US crude oil futures have reached the official target outlined in our previous technical report, hitting a low of $66.67 per barrel after touching the 67.00 mark.
From a technical standpoint, the 4-hour chart indicates that oil attempted an upward rebound upon testing the psychological support at 67.00. Nevertheless, despite this rebound, the price remains constrained below the significant resistance level of 68.60, with simple moving averages exerting downward pressure from above.
Accordingly, a bearish scenario is expected to prevail in the near term, contingent on a clear break below the 67.00 support.

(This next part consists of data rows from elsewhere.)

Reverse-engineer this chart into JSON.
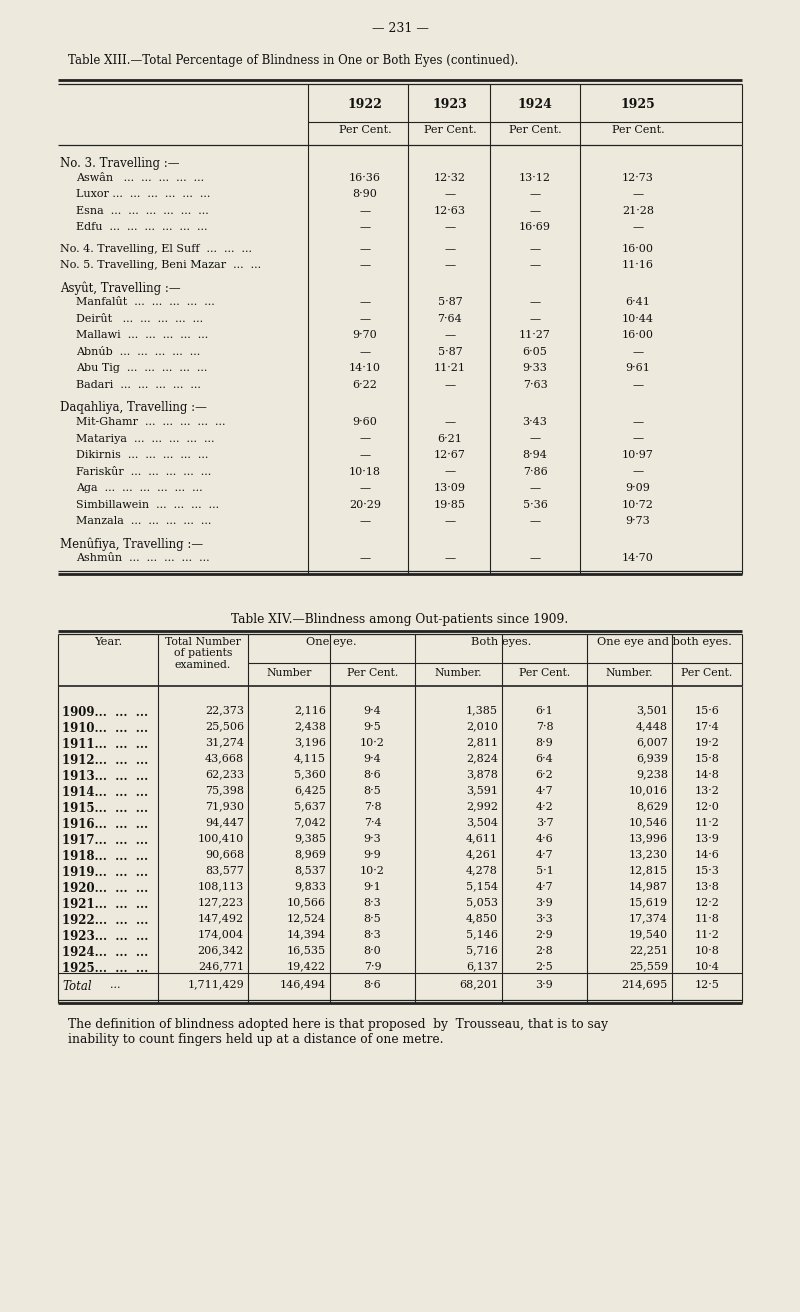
{
  "page_number": "— 231 —",
  "bg_color": "#ede9dc",
  "table13": {
    "title_parts": [
      {
        "text": "Table XIII.",
        "weight": "normal",
        "style": "normal"
      },
      {
        "text": "—",
        "weight": "normal",
        "style": "normal"
      },
      {
        "text": "Total Percentage of Blindness in One or Both Eyes (",
        "weight": "normal",
        "style": "normal"
      },
      {
        "text": "continued",
        "weight": "normal",
        "style": "italic"
      },
      {
        "text": ").",
        "weight": "normal",
        "style": "normal"
      }
    ],
    "title": "Table XIII.—Total Percentage of Blindness in One or Both Eyes (continued).",
    "columns": [
      "1922",
      "1923",
      "1924",
      "1925"
    ],
    "col_sub": [
      "Per Cent.",
      "Per Cent.",
      "Per Cent.",
      "Per Cent."
    ],
    "sections": [
      {
        "header": "No. 3. Travelling :—",
        "is_subheader": false,
        "rows": [
          {
            "label": "Aswân   ...  ...  ...  ...  ...",
            "vals": [
              "16·36",
              "12·32",
              "13·12",
              "12·73"
            ],
            "indent": true
          },
          {
            "label": "Luxor ...  ...  ...  ...  ...  ...",
            "vals": [
              "8·90",
              "—",
              "—",
              "—"
            ],
            "indent": true
          },
          {
            "label": "Esna  ...  ...  ...  ...  ...  ...",
            "vals": [
              "—",
              "12·63",
              "—",
              "21·28"
            ],
            "indent": true
          },
          {
            "label": "Edfu  ...  ...  ...  ...  ...  ...",
            "vals": [
              "—",
              "—",
              "16·69",
              "—"
            ],
            "indent": true
          }
        ]
      },
      {
        "header": null,
        "is_subheader": false,
        "rows": [
          {
            "label": "No. 4. Travelling, El Suff  ...  ...  ...",
            "vals": [
              "—",
              "—",
              "—",
              "16·00"
            ],
            "indent": false
          },
          {
            "label": "No. 5. Travelling, Beni Mazar  ...  ...",
            "vals": [
              "—",
              "—",
              "—",
              "11·16"
            ],
            "indent": false
          }
        ]
      },
      {
        "header": "Asyût, Travelling :—",
        "is_subheader": false,
        "rows": [
          {
            "label": "Manfalût  ...  ...  ...  ...  ...",
            "vals": [
              "—",
              "5·87",
              "—",
              "6·41"
            ],
            "indent": true
          },
          {
            "label": "Deirût   ...  ...  ...  ...  ...",
            "vals": [
              "—",
              "7·64",
              "—",
              "10·44"
            ],
            "indent": true
          },
          {
            "label": "Mallawi  ...  ...  ...  ...  ...",
            "vals": [
              "9·70",
              "—",
              "11·27",
              "16·00"
            ],
            "indent": true
          },
          {
            "label": "Abnúb  ...  ...  ...  ...  ...",
            "vals": [
              "—",
              "5·87",
              "6·05",
              "—"
            ],
            "indent": true
          },
          {
            "label": "Abu Tig  ...  ...  ...  ...  ...",
            "vals": [
              "14·10",
              "11·21",
              "9·33",
              "9·61"
            ],
            "indent": true
          },
          {
            "label": "Badari  ...  ...  ...  ...  ...",
            "vals": [
              "6·22",
              "—",
              "7·63",
              "—"
            ],
            "indent": true
          }
        ]
      },
      {
        "header": "Daqahliya, Travelling :—",
        "is_subheader": false,
        "rows": [
          {
            "label": "Mit-Ghamr  ...  ...  ...  ...  ...",
            "vals": [
              "9·60",
              "—",
              "3·43",
              "—"
            ],
            "indent": true
          },
          {
            "label": "Matariya  ...  ...  ...  ...  ...",
            "vals": [
              "—",
              "6·21",
              "—",
              "—"
            ],
            "indent": true
          },
          {
            "label": "Dikirnis  ...  ...  ...  ...  ...",
            "vals": [
              "—",
              "12·67",
              "8·94",
              "10·97"
            ],
            "indent": true
          },
          {
            "label": "Fariskûr  ...  ...  ...  ...  ...",
            "vals": [
              "10·18",
              "—",
              "7·86",
              "—"
            ],
            "indent": true
          },
          {
            "label": "Aga  ...  ...  ...  ...  ...  ...",
            "vals": [
              "—",
              "13·09",
              "—",
              "9·09"
            ],
            "indent": true
          },
          {
            "label": "Simbillawein  ...  ...  ...  ...",
            "vals": [
              "20·29",
              "19·85",
              "5·36",
              "10·72"
            ],
            "indent": true
          },
          {
            "label": "Manzala  ...  ...  ...  ...  ...",
            "vals": [
              "—",
              "—",
              "—",
              "9·73"
            ],
            "indent": true
          }
        ]
      },
      {
        "header": "Menûfiya, Travelling :—",
        "is_subheader": false,
        "rows": [
          {
            "label": "Ashmûn  ...  ...  ...  ...  ...",
            "vals": [
              "—",
              "—",
              "—",
              "14·70"
            ],
            "indent": true
          }
        ]
      }
    ]
  },
  "table14": {
    "title": "Table XIV.—Blindness among Out-patients since 1909.",
    "rows": [
      [
        "1909...  ...  ...",
        "22,373",
        "2,116",
        "9·4",
        "1,385",
        "6·1",
        "3,501",
        "15·6"
      ],
      [
        "1910...  ...  ...",
        "25,506",
        "2,438",
        "9·5",
        "2,010",
        "7·8",
        "4,448",
        "17·4"
      ],
      [
        "1911...  ...  ...",
        "31,274",
        "3,196",
        "10·2",
        "2,811",
        "8·9",
        "6,007",
        "19·2"
      ],
      [
        "1912...  ...  ...",
        "43,668",
        "4,115",
        "9·4",
        "2,824",
        "6·4",
        "6,939",
        "15·8"
      ],
      [
        "1913...  ...  ...",
        "62,233",
        "5,360",
        "8·6",
        "3,878",
        "6·2",
        "9,238",
        "14·8"
      ],
      [
        "1914...  ...  ...",
        "75,398",
        "6,425",
        "8·5",
        "3,591",
        "4·7",
        "10,016",
        "13·2"
      ],
      [
        "1915...  ...  ...",
        "71,930",
        "5,637",
        "7·8",
        "2,992",
        "4·2",
        "8,629",
        "12·0"
      ],
      [
        "1916...  ...  ...",
        "94,447",
        "7,042",
        "7·4",
        "3,504",
        "3·7",
        "10,546",
        "11·2"
      ],
      [
        "1917...  ...  ...",
        "100,410",
        "9,385",
        "9·3",
        "4,611",
        "4·6",
        "13,996",
        "13·9"
      ],
      [
        "1918...  ...  ...",
        "90,668",
        "8,969",
        "9·9",
        "4,261",
        "4·7",
        "13,230",
        "14·6"
      ],
      [
        "1919...  ...  ...",
        "83,577",
        "8,537",
        "10·2",
        "4,278",
        "5·1",
        "12,815",
        "15·3"
      ],
      [
        "1920...  ...  ...",
        "108,113",
        "9,833",
        "9·1",
        "5,154",
        "4·7",
        "14,987",
        "13·8"
      ],
      [
        "1921...  ...  ...",
        "127,223",
        "10,566",
        "8·3",
        "5,053",
        "3·9",
        "15,619",
        "12·2"
      ],
      [
        "1922...  ...  ...",
        "147,492",
        "12,524",
        "8·5",
        "4,850",
        "3·3",
        "17,374",
        "11·8"
      ],
      [
        "1923...  ...  ...",
        "174,004",
        "14,394",
        "8·3",
        "5,146",
        "2·9",
        "19,540",
        "11·2"
      ],
      [
        "1924...  ...  ...",
        "206,342",
        "16,535",
        "8·0",
        "5,716",
        "2·8",
        "22,251",
        "10·8"
      ],
      [
        "1925...  ...  ...",
        "246,771",
        "19,422",
        "7·9",
        "6,137",
        "2·5",
        "25,559",
        "10·4"
      ]
    ],
    "total_row": [
      "Total",
      "...",
      "1,711,429",
      "146,494",
      "8·6",
      "68,201",
      "3·9",
      "214,695",
      "12·5"
    ],
    "footnote": "The definition of blindness adopted here is that proposed  by  Trousseau, that is to say\ninability to count fingers held up at a distance of one metre."
  }
}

Such a break would likely pave the way toward the initial target of 66.10, with potential further losses down to 65.30.
However, for this bearish outlook to remain valid, oil must sustain levels below 68.65. If the price closes an hourly candle above this threshold, it could temporarily invalidate the downtrend, opening the possibility of a short-term upward wave targeting 69.00 and then 69.80.
Caution: The risk level is considerable and may not align with the potential returns.
Risk Alert: The release of high-impact US economic data, specifically the “Consumer Price Index – Annual and Consumer Price Index – Monthly,” could result in significant price fluctuations.
Geopolitical Risk Warning: The ongoing geopolitical tensions contribute to a heightened level of risk, with multiple scenarios remaining plausible.
Disclaimer: This analysis is for informational purposes only and should not be considered as financial advice. This market’s risk level remains high, particularly due to ongoing geopolitical tensions, which could result in heightened price fluctuations.